Auth refresh is a per-provider tokio task with a 5-minute default
Both crates spawn one background task on construction that calls
provider.get_token() (via aws-config's ProvideCredentials or
gcp_auth's TokenProvider) on a configurable interval. Settings
fields aws_auth_refresh and gcp_auth_refresh (and env
CALIBAN_AWS_AUTH_REFRESH / CALIBAN_GCP_AUTH_REFRESH) control the
interval; default 5m; 0 disables proactive refresh and relies on
inline 401 recovery only. Refresh failures back off exponentially up
to the configured interval and surface as tracing::warn! until they
succeed; the cached token continues to be served until it expires.
Model-id canonicalization stays in caliban-provider-anthropic
Transport::wire_model_id already lives in the Anthropic crate. The
new provider crates expose a small per-base-model release-date table
(e.g. ("claude-opus-4-7", "20260423")) consumed by the transport's
wire_model_id. The caliban canonical model name (claude-opus-4-7)
remains the same across Anthropic / Bedrock / Vertex — only the wire
form differs.
Capabilities mirror direct Anthropic per base model
The hyperscalers serve the same Anthropic models with the same context
windows, vision support, and tool-use semantics. Until a real
discrepancy emerges (e.g. some regions lacking prompt caching), both
crates' capabilities() strip the platform suffix and delegate to
caliban_provider_anthropic::models::capabilities_for. Any future
regional / platform restriction is added as a small subtraction layer
on top — not by forking the capabilities table.

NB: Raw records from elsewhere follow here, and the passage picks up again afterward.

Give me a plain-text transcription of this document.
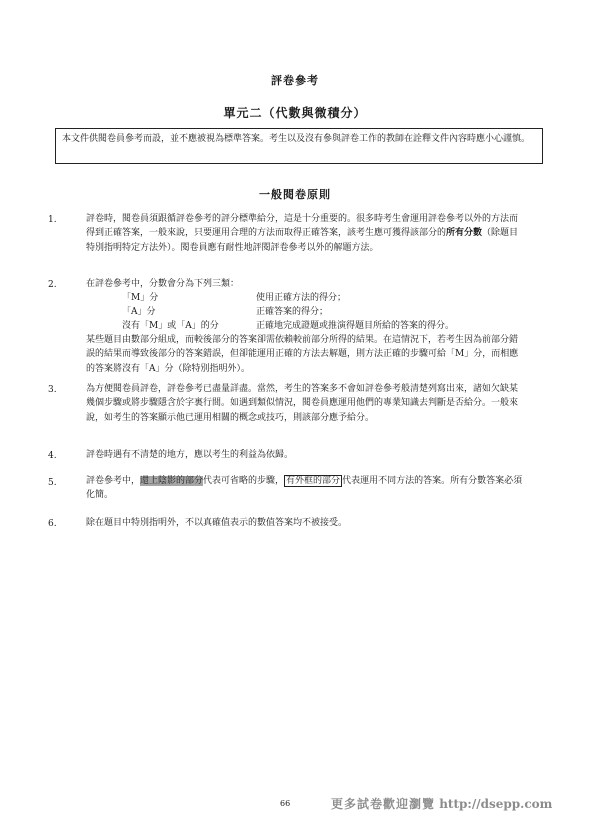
評卷參考
單元二（代數與微積分）
本文件供閱卷員參考而設，並不應被視為標準答案。考生以及沒有參與評卷工作的教師在詮釋文件內容時應小心謹慎。
一般閱卷原則
1.	評卷時，閱卷員須跟循評卷參考的評分標準給分，這是十分重要的。很多時考生會運用評卷參考以外的方法而得到正確答案，一般來說，只要運用合理的方法而取得正確答案，該考生應可獲得該部分的所有分數（除題目特別指明特定方法外）。閱卷員應有耐性地評閱評卷參考以外的解題方法。
2.	在評卷參考中，分數會分為下列三類：
「M」分	使用正確方法的得分；
「A」分	正確答案的得分；
沒有「M」或「A」的分	正確地完成證題或推演得題目所給的答案的得分。
某些題目由數部分組成，而較後部分的答案卻需依賴較前部分所得的結果。在這情況下，若考生因為前部分錯誤的結果而導致後部分的答案錯誤，但卻能運用正確的方法去解題，則方法正確的步驟可給「M」分，而相應的答案將沒有「A」分（除特別指明外）。
3.	為方便閱卷員評卷，評卷參考已盡量詳盡。當然，考生的答案多不會如評卷參考般清楚列寫出來，諸如欠缺某幾個步驟或將步驟隱含於字裏行間。如遇到類似情況，閱卷員應運用他們的專業知識去判斷是否給分。一般來說，如考生的答案顯示他已運用相關的概念或技巧，則該部分應予給分。
4.	評卷時遇有不清楚的地方，應以考生的利益為依歸。
5.	評卷參考中，還上陰影的部分代表可省略的步驟， 有外框的部分 代表運用不同方法的答案。所有分數答案必須化簡。
6.	除在題目中特別指明外，不以真確值表示的數值答案均不被接受。
66	更多試卷歡迎瀏覽 http://dsepp.com
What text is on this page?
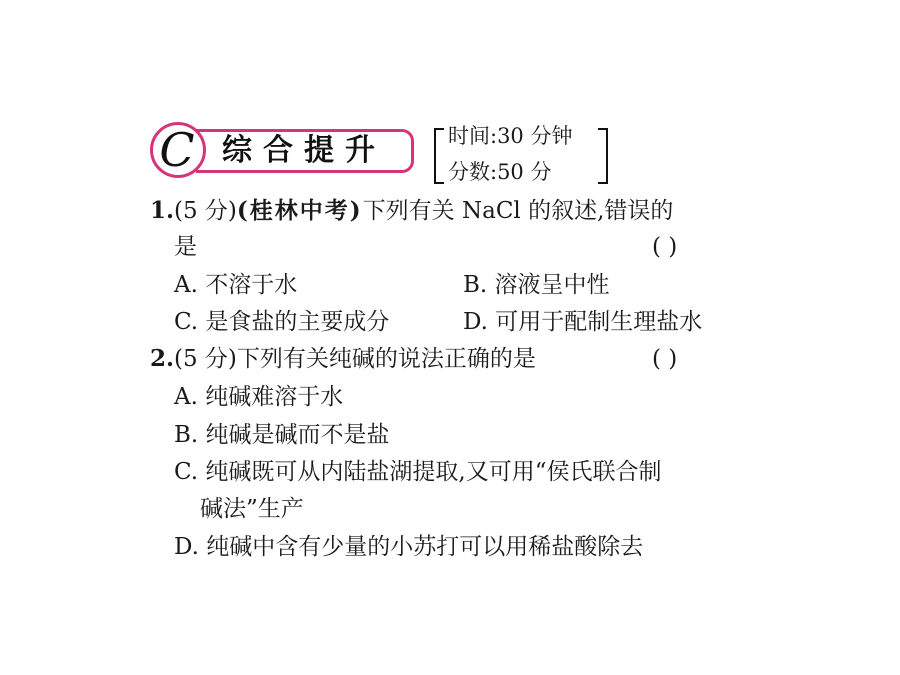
C 综合提升	时间:30 分钟
分数:50 分
1.(5 分)(桂林中考)下列有关 NaCl 的叙述,错误的
是	( )
A. 不溶于水	B. 溶液呈中性
C. 是食盐的主要成分	D. 可用于配制生理盐水
2.(5 分)下列有关纯碱的说法正确的是	( )
A. 纯碱难溶于水
B. 纯碱是碱而不是盐
C. 纯碱既可从内陆盐湖提取,又可用“侯氏联合制
碱法”生产
D. 纯碱中含有少量的小苏打可以用稀盐酸除去
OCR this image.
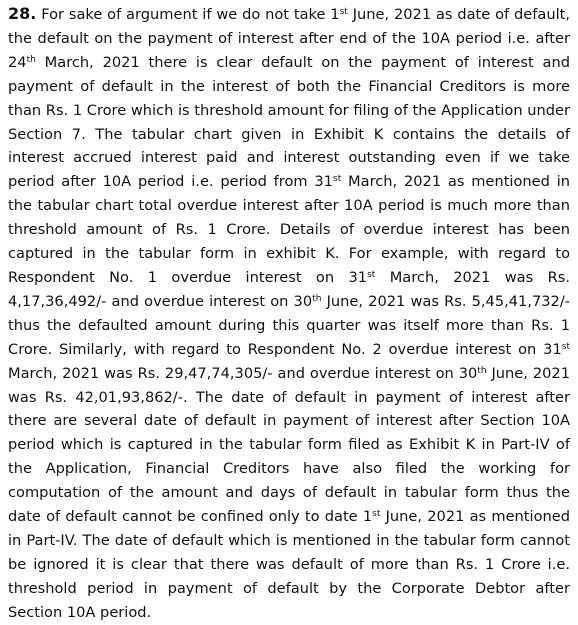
28. For sake of argument if we do not take 1st June, 2021 as date of default, the default on the payment of interest after end of the 10A period i.e. after 24th March, 2021 there is clear default on the payment of interest and payment of default in the interest of both the Financial Creditors is more than Rs. 1 Crore which is threshold amount for filing of the Application under Section 7. The tabular chart given in Exhibit K contains the details of interest accrued interest paid and interest outstanding even if we take period after 10A period i.e. period from 31st March, 2021 as mentioned in the tabular chart total overdue interest after 10A period is much more than threshold amount of Rs. 1 Crore. Details of overdue interest has been captured in the tabular form in exhibit K. For example, with regard to Respondent No. 1 overdue interest on 31st March, 2021 was Rs. 4,17,36,492/- and overdue interest on 30th June, 2021 was Rs. 5,45,41,732/- thus the defaulted amount during this quarter was itself more than Rs. 1 Crore. Similarly, with regard to Respondent No. 2 overdue interest on 31st March, 2021 was Rs. 29,47,74,305/- and overdue interest on 30th June, 2021 was Rs. 42,01,93,862/-. The date of default in payment of interest after there are several date of default in payment of interest after Section 10A period which is captured in the tabular form filed as Exhibit K in Part-IV of the Application, Financial Creditors have also filed the working for computation of the amount and days of default in tabular form thus the date of default cannot be confined only to date 1st June, 2021 as mentioned in Part-IV. The date of default which is mentioned in the tabular form cannot be ignored it is clear that there was default of more than Rs. 1 Crore i.e. threshold period in payment of default by the Corporate Debtor after Section 10A period.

list_models is on-demand + per-session-cached, with fallback
We resist the temptation to call list_inference_profiles at provider
startup because (a) startup latency is precious and (b) operators with
read-restricted IAM principals shouldn't fail startup just because
they can't introspect. Both crates call the control-plane API the
first time list_models is invoked, cache the result in a
tokio::sync::OnceCell, and fall back to a vendored list of
well-known models if the API call fails.
Request metadata flows through unchanged
RequestMetadata.purpose, user_id, and any future fields pass
through both crates untouched into the transport into the wire body.
The provider crates own auth + endpoint + list_models — not request
shape.
Consequences
- Positive: Closes two 🔴 rows under I. Model router & providers
(
Bedrock,Vertex). Enables operators in regulated industries (financial services, healthcare, gov) to use caliban with their contractual cloud provider. Composes cleanly withcaliban-model-routerso the same operator can route Sonnet via Bedrock for compliance and Haiku via direct Anthropic for cost. Reuses the Anthropic IR adapter so the message-shape correctness surface stays single-sourced. - Negative: Adds two new crates to the workspace; the
aws-*dependency tree is heavy (~30 transitive crates, mostly hyper/tower stack). Bedrock model-id rotation (Anthropic occasionally re-dates Bedrock models without changing direct-API names) requires per-base-model date-table maintenance. Two new mock-based test surfaces to maintain. - Revisit if: AWS or GCP changes the canonical wire format
significantly (e.g. Bedrock unifies under inference-profile ARNs
exclusively), in which case the canonical→wire mapping simplifies.
If
caliban-provider-anthropic's embeddedbedrock/vertexfeatures turn out to be confusing duplicate paths, deprecate those feature flags in favor of the new crates and route all hyperscaler-served Anthropic through here.